Everything works great, connection is established. I can access my on-premise infrastructure from Azure VMs, but not vice-versa.
Cant access Azure in any way (ping, RDP etc.). What could be the cause of that?
Disabled firewall in Azure VM, opened all ports in Azure VM networking properties (NSG). Disabled onpremise (Mirotik’s) firewall. Still is not working.
Am I missing some step. Is there other options that should be first set up in Azure or Mikrotik (open traffic for Azure VPN public IP address? Set static routes? new to this). Azure firewall, route tables are not created, everything is default. All ports are open in default NSG, that came with the VM.
First srcnat rule that allows azure-onprem private ip networking was already there, however I can ping onprem network from azure even without that rule. Pings were not going at all before I created forward Filter rule where accept sourceaddress-azure-subnet, dst-address=onprem-subnet in order to get the traffic go through.

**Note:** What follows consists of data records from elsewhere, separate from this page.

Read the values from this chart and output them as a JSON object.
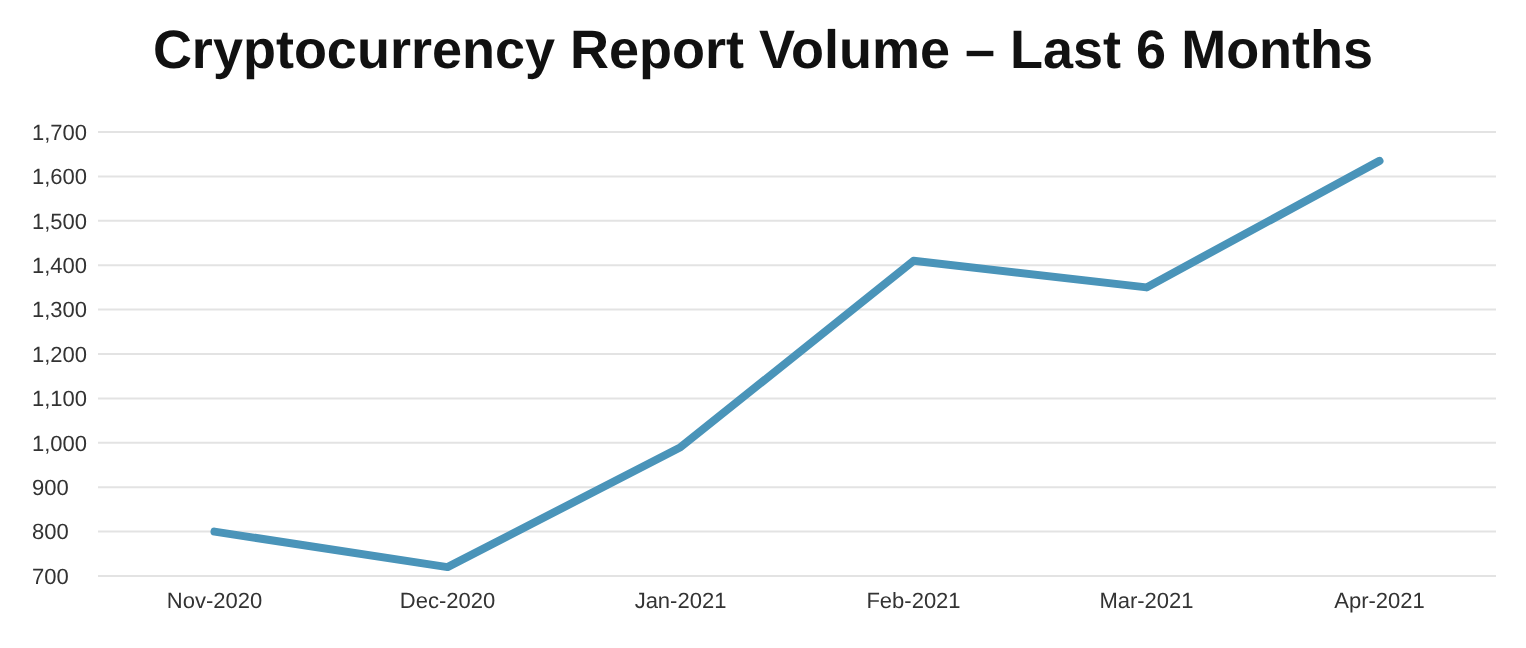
{
  "chart_data": {
    "type": "line",
    "title": "Cryptocurrency Report Volume – Last 6 Months",
    "categories": [
      "Nov-2020",
      "Dec-2020",
      "Jan-2021",
      "Feb-2021",
      "Mar-2021",
      "Apr-2021"
    ],
    "series": [
      {
        "color": "#4a94b9",
        "values": [
          800,
          720,
          990,
          1410,
          1350,
          1635
        ]
      }
    ],
    "ylim": [
      700,
      1700
    ],
    "yticks": [
      {
        "value": 700,
        "label": "700"
      },
      {
        "value": 800,
        "label": "800"
      },
      {
        "value": 900,
        "label": "900"
      },
      {
        "value": 1000,
        "label": "1,000"
      },
      {
        "value": 1100,
        "label": "1,100"
      },
      {
        "value": 1200,
        "label": "1,200"
      },
      {
        "value": 1300,
        "label": "1,300"
      },
      {
        "value": 1400,
        "label": "1,400"
      },
      {
        "value": 1500,
        "label": "1,500"
      },
      {
        "value": 1600,
        "label": "1,600"
      },
      {
        "value": 1700,
        "label": "1,700"
      }
    ],
    "grid": "y",
    "marker": "none",
    "line_style": "solid"
  }
}
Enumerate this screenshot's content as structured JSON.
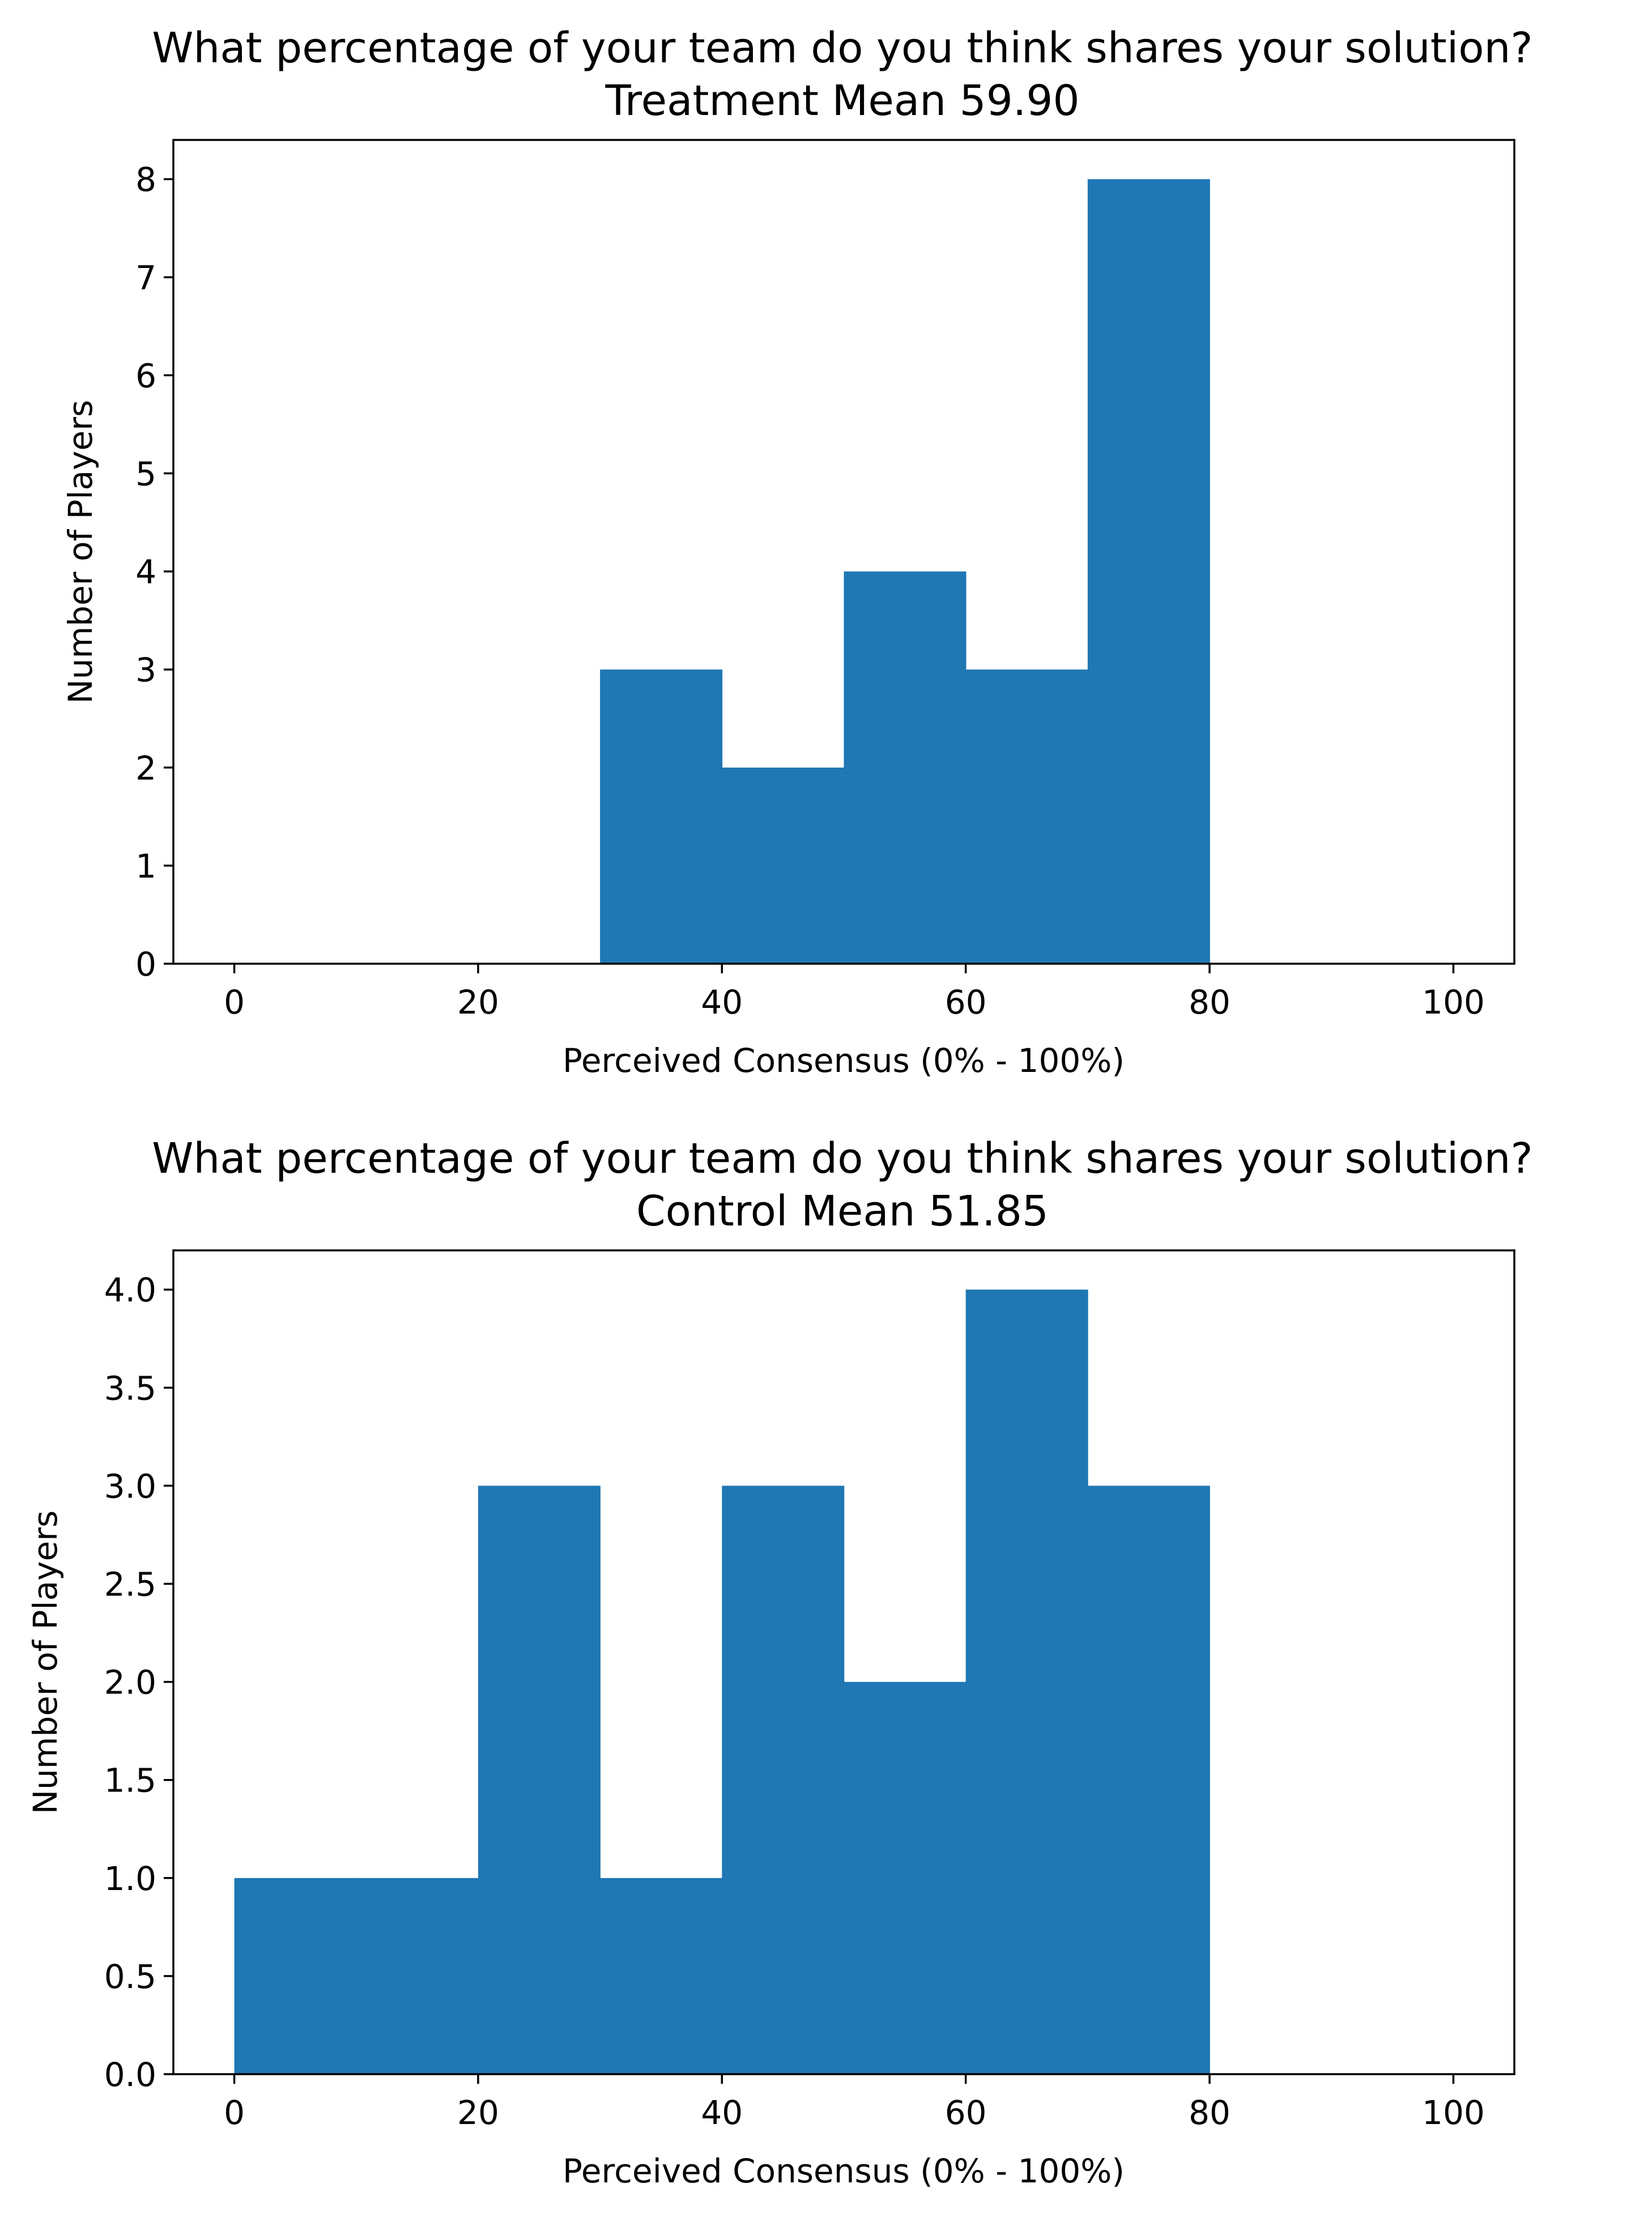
{
  "chart_data": [
    {
      "type": "bar",
      "subtype": "histogram",
      "title": "What percentage of your team do you think shares your solution?",
      "subtitle": "Treatment Mean 59.90",
      "xlabel": "Perceived Consensus (0% - 100%)",
      "ylabel": "Number of Players",
      "xlim": [
        -5,
        105
      ],
      "ylim": [
        0,
        8.4
      ],
      "xticks": [
        0,
        20,
        40,
        60,
        80,
        100
      ],
      "xtick_labels": [
        "0",
        "20",
        "40",
        "60",
        "80",
        "100"
      ],
      "yticks": [
        0,
        1,
        2,
        3,
        4,
        5,
        6,
        7,
        8
      ],
      "ytick_labels": [
        "0",
        "1",
        "2",
        "3",
        "4",
        "5",
        "6",
        "7",
        "8"
      ],
      "bin_edges": [
        0,
        10,
        20,
        30,
        40,
        50,
        60,
        70,
        80,
        90,
        100
      ],
      "values": [
        0,
        0,
        0,
        3,
        2,
        4,
        3,
        8,
        0,
        0
      ],
      "color": "#1f77b4",
      "grid": false,
      "legend": false
    },
    {
      "type": "bar",
      "subtype": "histogram",
      "title": "What percentage of your team do you think shares your solution?",
      "subtitle": "Control Mean 51.85",
      "xlabel": "Perceived Consensus (0% - 100%)",
      "ylabel": "Number of Players",
      "xlim": [
        -5,
        105
      ],
      "ylim": [
        0,
        4.2
      ],
      "xticks": [
        0,
        20,
        40,
        60,
        80,
        100
      ],
      "xtick_labels": [
        "0",
        "20",
        "40",
        "60",
        "80",
        "100"
      ],
      "yticks": [
        0,
        0.5,
        1,
        1.5,
        2,
        2.5,
        3,
        3.5,
        4
      ],
      "ytick_labels": [
        "0.0",
        "0.5",
        "1.0",
        "1.5",
        "2.0",
        "2.5",
        "3.0",
        "3.5",
        "4.0"
      ],
      "bin_edges": [
        0,
        10,
        20,
        30,
        40,
        50,
        60,
        70,
        80,
        90,
        100
      ],
      "values": [
        1,
        1,
        3,
        1,
        3,
        2,
        4,
        3,
        0,
        0
      ],
      "color": "#1f77b4",
      "grid": false,
      "legend": false
    }
  ]
}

And another filter rule with opposite settings to theoretically allow traffic back to the Azure which does not work.
Added TCP MSS clamp.
Did not add the last rule due router already being available in the Azure.
When pinging NAT rule does not show any activity, packets go thorugh only the Filer Rules. Azure onprem network does not “see” azures private network at all.
Connection still does not work. Tried turning off all drop rules but again with no luck.
I was digging and some people said that when creating those fw rules a flag before-fasttrack=0 (dont remember the exact value) has to be set, do you know anything about that?
First srcnat rule is not meant to allow Azure to On-Premise traffic, it is for On-Premise to Azure.
Basically with that srcnat, mangle rule and these default fw rules you should be able to access Azure from On-Premise and vice versa. I have many IPsec tunnels created from Mikrotik to Azure that way and everything works. Default firewall rules -
No, BGP should be configured only if you only really needs it. Also there’s no need for additional Routes from Azure side. With default NSG rules, Azure should allow IPsec traffic for both sides.
Today I found out that it was an ARP issue. Some time ago we set the ARP on all bridged ports to be proxy-arp, due to Apple devices dropping DHCP requests and not being able to connect. Turns out that setting fixes one thing and the breaks all the others (if you dont know how to use it properly).
Created a new interface for the local network that will be used for Azure and set the ARP to enabled. Traffic now fully goes to either of directions.